Love that one - couldn’t remember the name. I think Mayle’s books are delightful :slight_smile:

[QUOTE=wireweiners;5918563]
The movie was based on a book by James H. Street. It is much better than the movie, even though the dog does die in the end. It is a great southern story about bird dogs, men who love them and the relationship between a black sharecropper’s kid and a middle class white kid. The Disney movie was too sickly sweet in my book and missed the whole point of Street’s story.[/QUOTE]

wireweiners - The movie my mother watched wasn’t the saccharine Disney version, it was a much grittier, earlier one. In fact, I don’t think the dog dies in the Disney version. I’m afraid to look for the book

StG

I actually liked Art of Racing in the Rain - Garth Stein. Yes, it was very sad in parts but other parts were great.

Maybe I’m a glutton for punishment. I also liked (but was saddened by) Where the Red Fern Grows, Watership Down and the Plague Dogs.

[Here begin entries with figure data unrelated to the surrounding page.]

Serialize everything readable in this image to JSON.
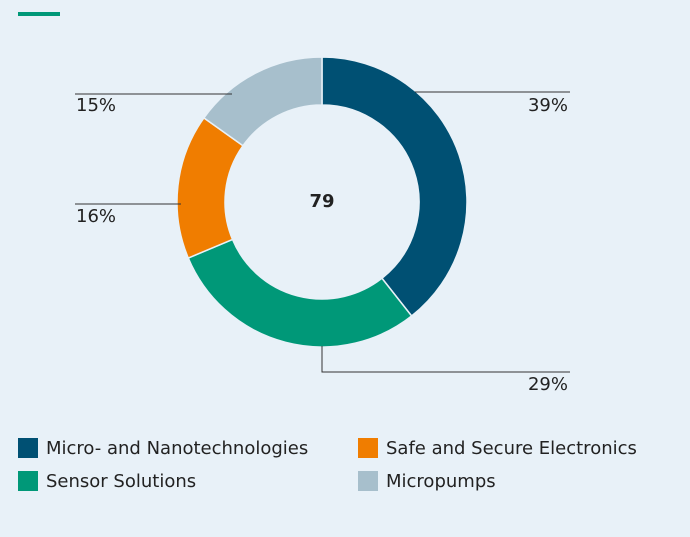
{
  "chart_data": {
    "type": "pie",
    "center_label": "79",
    "categories": [
      "Micro- and Nanotechnologies",
      "Sensor Solutions",
      "Safe and Secure Electronics",
      "Micropumps"
    ],
    "values": [
      39,
      29,
      16,
      15
    ],
    "value_labels": [
      "39%",
      "29%",
      "16%",
      "15%"
    ],
    "colors": [
      "#005073",
      "#009878",
      "#f07d00",
      "#a7bfcc"
    ]
  }
}
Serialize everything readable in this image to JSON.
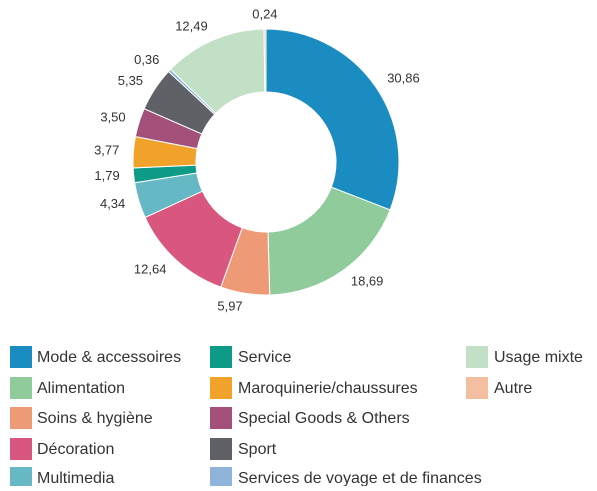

And there was some guy who wrote a best seller about his dog (total dog person) that somehow ended up with a cat. He wrote about the cat, too. I read both of those but can’t remember the author. Anyone know?

I also liked these two books - My Cat Spit McGee and My Dog Skip by Willie Morris. IIRC he got the dog as a kid so it died somewhere in the book (it’s been a while since I read it) but the cat didn’t die. I think the Dog Skip was made into a movie.

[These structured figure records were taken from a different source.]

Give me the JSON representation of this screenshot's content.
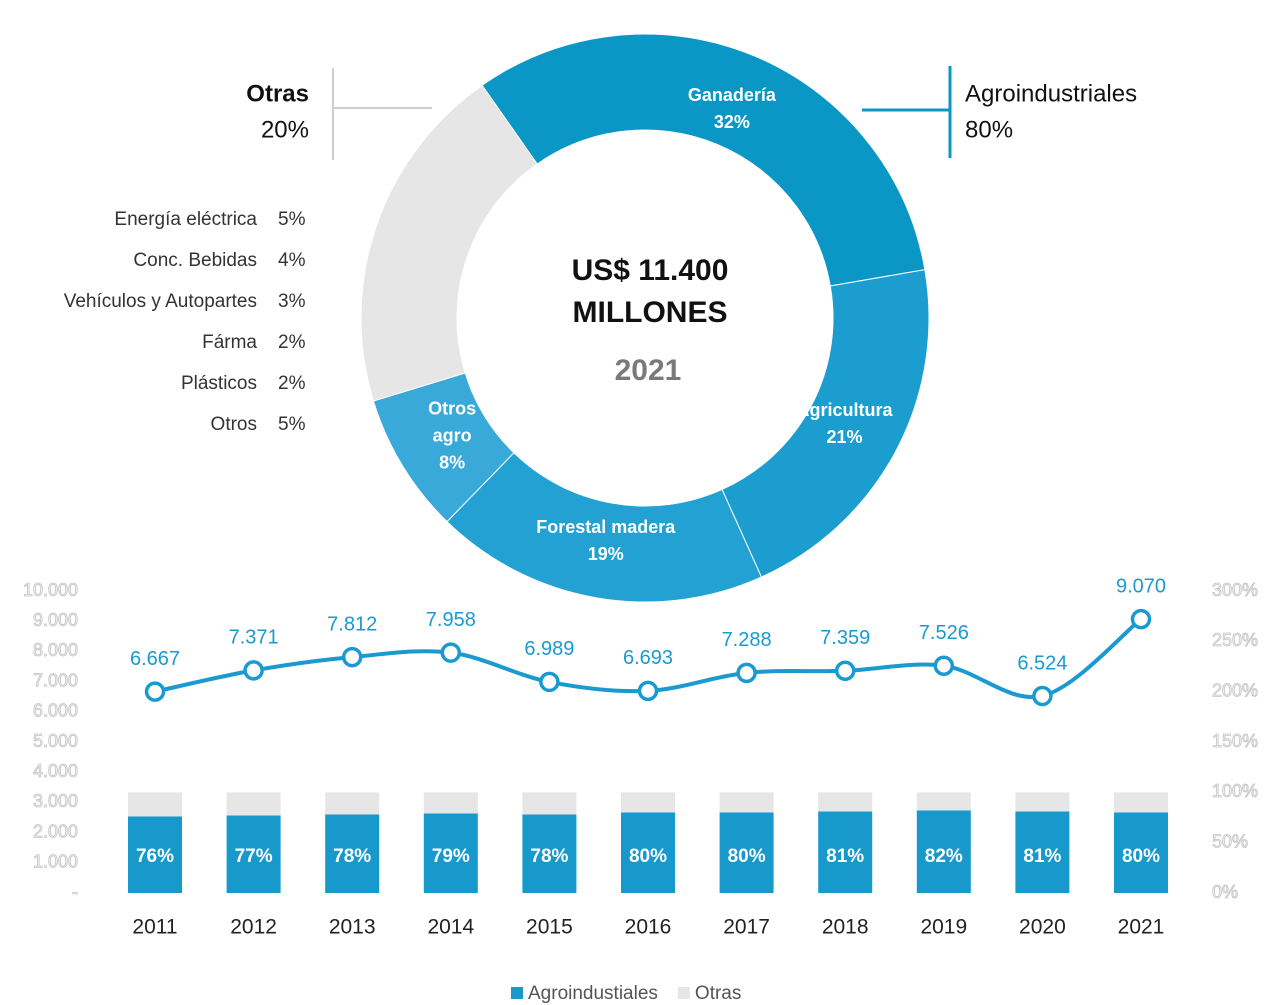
{
  "chart_data": [
    {
      "type": "pie",
      "center_text": [
        "US$ 11.400",
        "MILLONES"
      ],
      "year": "2021",
      "categories": [
        "Ganadería",
        "Agricultura",
        "Forestal madera",
        "Otros agro",
        "Otras"
      ],
      "values": [
        32,
        21,
        19,
        8,
        20
      ],
      "value_labels": [
        "32%",
        "21%",
        "19%",
        "8%",
        "20%"
      ],
      "colors": [
        "#0a97c6",
        "#1b9dcf",
        "#24a1d3",
        "#38a9d8",
        "#e6e6e6"
      ],
      "group": {
        "name": "Agroindustriales",
        "value": 80,
        "value_label": "80%",
        "color": "#0a97c6"
      },
      "breakdown": {
        "names": [
          "Energía eléctrica",
          "Conc. Bebidas",
          "Vehículos y Autopartes",
          "Fárma",
          "Plásticos",
          "Otros"
        ],
        "values": [
          5,
          4,
          3,
          2,
          2,
          5
        ],
        "value_labels": [
          "5%",
          "4%",
          "3%",
          "2%",
          "2%",
          "5%"
        ]
      }
    },
    {
      "type": "bar",
      "categories": [
        "2011",
        "2012",
        "2013",
        "2014",
        "2015",
        "2016",
        "2017",
        "2018",
        "2019",
        "2020",
        "2021"
      ],
      "series": [
        {
          "type": "line",
          "color": "#1a9ad0",
          "values": [
            6667,
            7371,
            7812,
            7958,
            6989,
            6693,
            7288,
            7359,
            7526,
            6524,
            9070
          ],
          "value_labels": [
            "6.667",
            "7.371",
            "7.812",
            "7.958",
            "6.989",
            "6.693",
            "7.288",
            "7.359",
            "7.526",
            "6.524",
            "9.070"
          ]
        },
        {
          "name": "Agroindustiales",
          "color": "#1899cc",
          "axis": "y2",
          "values": [
            76,
            77,
            78,
            79,
            78,
            80,
            80,
            81,
            82,
            81,
            80
          ],
          "value_labels": [
            "76%",
            "77%",
            "78%",
            "79%",
            "78%",
            "80%",
            "80%",
            "81%",
            "82%",
            "81%",
            "80%"
          ]
        },
        {
          "name": "Otras",
          "color": "#e6e6e6",
          "axis": "y2",
          "values": [
            24,
            23,
            22,
            21,
            22,
            20,
            20,
            19,
            18,
            19,
            20
          ]
        }
      ],
      "ylim": [
        0,
        10000
      ],
      "yticks": [
        {
          "value": 0,
          "label": "-"
        },
        {
          "value": 1000,
          "label": "1.000"
        },
        {
          "value": 2000,
          "label": "2.000"
        },
        {
          "value": 3000,
          "label": "3.000"
        },
        {
          "value": 4000,
          "label": "4.000"
        },
        {
          "value": 5000,
          "label": "5.000"
        },
        {
          "value": 6000,
          "label": "6.000"
        },
        {
          "value": 7000,
          "label": "7.000"
        },
        {
          "value": 8000,
          "label": "8.000"
        },
        {
          "value": 9000,
          "label": "9.000"
        },
        {
          "value": 10000,
          "label": "10.000"
        }
      ],
      "y2lim": [
        0,
        300
      ],
      "y2ticks": [
        {
          "value": 0,
          "label": "0%"
        },
        {
          "value": 50,
          "label": "50%"
        },
        {
          "value": 100,
          "label": "100%"
        },
        {
          "value": 150,
          "label": "150%"
        },
        {
          "value": 200,
          "label": "200%"
        },
        {
          "value": 250,
          "label": "250%"
        },
        {
          "value": 300,
          "label": "300%"
        }
      ]
    }
  ]
}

IF you like to read books with lots of dogs in them, but not necessarily ABOUT any particular one of them (and none die), then our own COTHer, Laurian Berenson, has a whole series of them. I mean like 20 or more. They are known as the Melanie Travis mystery series, but they are all set in the dog show world and are quite fun to read.

St.Germain, I didn’t know that version existed. I wonder if it’s ever been on TCM or one of the other old movie channels. I’d like to see it, even if they did change the dogs’ names. The boys’ dog was called Moreover, they got the name from a Bible version that began, Moreover, the dog. Mr. Ames’s dog, trained by the father, was called Silver Belle because she was so small that she had to wear a silver bell on her collar so they could locate her in tall cover.

Sonesta, I love Laurien Berenson’s books. I didn’t know she was a COTHer. I used to show dogs and reading her books takes me back to my dog showing days. One of my favorites was the one where the editor of the kennel club newsletter digs up dirt on all the members, is blackmailing them and winds up murdered. It reminded me of all the gossip and in fighting that went on in my kennel club.

Anybody read the new book “Rin Tin Tin”? I used to watch the series when growing up in France! I loved Rin Tin Tin!

[QUOTE=wireweiners;5920407]
Sonesta, I love Laurien Berenson’s books. I didn’t know she was a COTHer. I used to show dogs and reading her books takes me back to my dog showing days. One of my favorites was the one where the editor of the kennel club newsletter digs up dirt on all the members, is blackmailing them and winds up murdered. It reminded me of all the gossip and in fighting that went on in my kennel club.[/QUOTE]

Yep, she’s LaurieB on here and a very nice lady.